Und ich denke an die vielen Schulveranstaltungen, wo unsere Tutoren oder Jahrgangsstufensprecher sich für unsere Schulgemeinschaft einsetzen. Viele von Euch sind schon in der Feuerwehr, im THW, bei den Sanitätern und in unterschiedlichen Vereinen stark engagiert. Bei uns an der Schule habt Ihr quasi einen Probelauf hingelegt. Die Herausforderung im Großen, im Staat, im Beruf, im Ehrenamt – sie warten noch auf Euch. Aber da bin ich mir sicher, dass Ihr auch dieses selbstlose Engagement bestens meistern werdet.

4. Antwort: „einfach glücklich sein und im Stillen das Leben genießen“ – Auch eine gute Antwort, trägt sie doch so viel Interpretationsspielraum in sich. Leben allein oder zu zweit. Liebe und Leben mit dem Traummann oder der Traumfrau, wenn, dann aber auf gleichberechtigter Augenhöhe, d.h. intellektuell und partnerschaftlich. Familie: ja oder nein. Unsere Welt ist bunter geworden, alte Rollenklischees brechen allmählich auf. „Einfach glücklich sein!“ – Na klar. Sich über die kleinen Dinge im Leben freuen können, sich das Staunen zu bewahren, dankbar sein zu können und im Idealfall dieses Leben in Gesundheit lange leben zu können. Glück bedeutet, Erfüllung, bedeutet Genuss, bedeutet innere Zufriedenheit, die auf andere ausstrahlt und andere glücklich macht.

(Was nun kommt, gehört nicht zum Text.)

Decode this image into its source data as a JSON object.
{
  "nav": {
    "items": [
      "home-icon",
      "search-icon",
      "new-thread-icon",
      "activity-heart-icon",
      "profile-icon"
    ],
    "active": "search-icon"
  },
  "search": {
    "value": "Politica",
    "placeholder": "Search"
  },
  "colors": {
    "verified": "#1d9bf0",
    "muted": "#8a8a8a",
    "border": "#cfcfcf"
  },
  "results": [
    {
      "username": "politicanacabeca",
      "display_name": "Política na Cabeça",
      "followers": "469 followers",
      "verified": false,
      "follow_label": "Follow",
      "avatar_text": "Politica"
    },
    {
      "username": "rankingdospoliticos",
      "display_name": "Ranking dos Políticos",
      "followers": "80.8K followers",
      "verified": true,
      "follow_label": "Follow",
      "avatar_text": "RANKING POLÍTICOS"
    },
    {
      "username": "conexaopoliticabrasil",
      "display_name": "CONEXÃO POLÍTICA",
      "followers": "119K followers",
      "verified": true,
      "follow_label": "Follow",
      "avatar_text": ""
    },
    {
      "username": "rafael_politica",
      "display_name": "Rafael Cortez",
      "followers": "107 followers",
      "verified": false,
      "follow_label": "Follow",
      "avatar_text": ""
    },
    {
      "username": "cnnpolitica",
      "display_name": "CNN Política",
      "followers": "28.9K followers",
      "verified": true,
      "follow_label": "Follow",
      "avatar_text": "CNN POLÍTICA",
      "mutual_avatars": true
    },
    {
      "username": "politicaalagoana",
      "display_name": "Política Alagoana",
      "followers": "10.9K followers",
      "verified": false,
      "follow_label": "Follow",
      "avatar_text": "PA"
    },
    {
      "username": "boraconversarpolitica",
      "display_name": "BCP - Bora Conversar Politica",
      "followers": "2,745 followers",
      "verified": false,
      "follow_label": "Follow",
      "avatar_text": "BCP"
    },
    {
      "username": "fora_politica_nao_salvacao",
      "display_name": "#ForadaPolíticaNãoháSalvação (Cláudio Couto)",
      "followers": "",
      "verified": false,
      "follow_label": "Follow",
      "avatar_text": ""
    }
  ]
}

– All das wünsche ich Euch von Herzen! –

Quae res in vita? – Haec est res in vita! Genau das ist es, worauf es ankommt im Leben!
Waren das nicht vier wirklich gute, brauchbare Antworten unserer Schüler und Schülerinnen auf meine Frage? Ich denke schon.
Mich jedenfalls stimmen sie optimistisch.
Sie stimmen mich optimistisch in einer Zeit der Bedenkenträger, in einer Zeit der Herausforderungen durch zeitgleiche Krisen, in einer Zeit, die zurecht als Transformationszeit bezeichnet wird, also einer Zeit der Umbrüche, des Umbaus in vielen Bereichen. KI, Klimawandel, übersteigerter Nationalismus werden die großen Herausforderungen der Zukunft sein.
Und gerade Euere Generation wird dies alles bestehen und meistern müssen.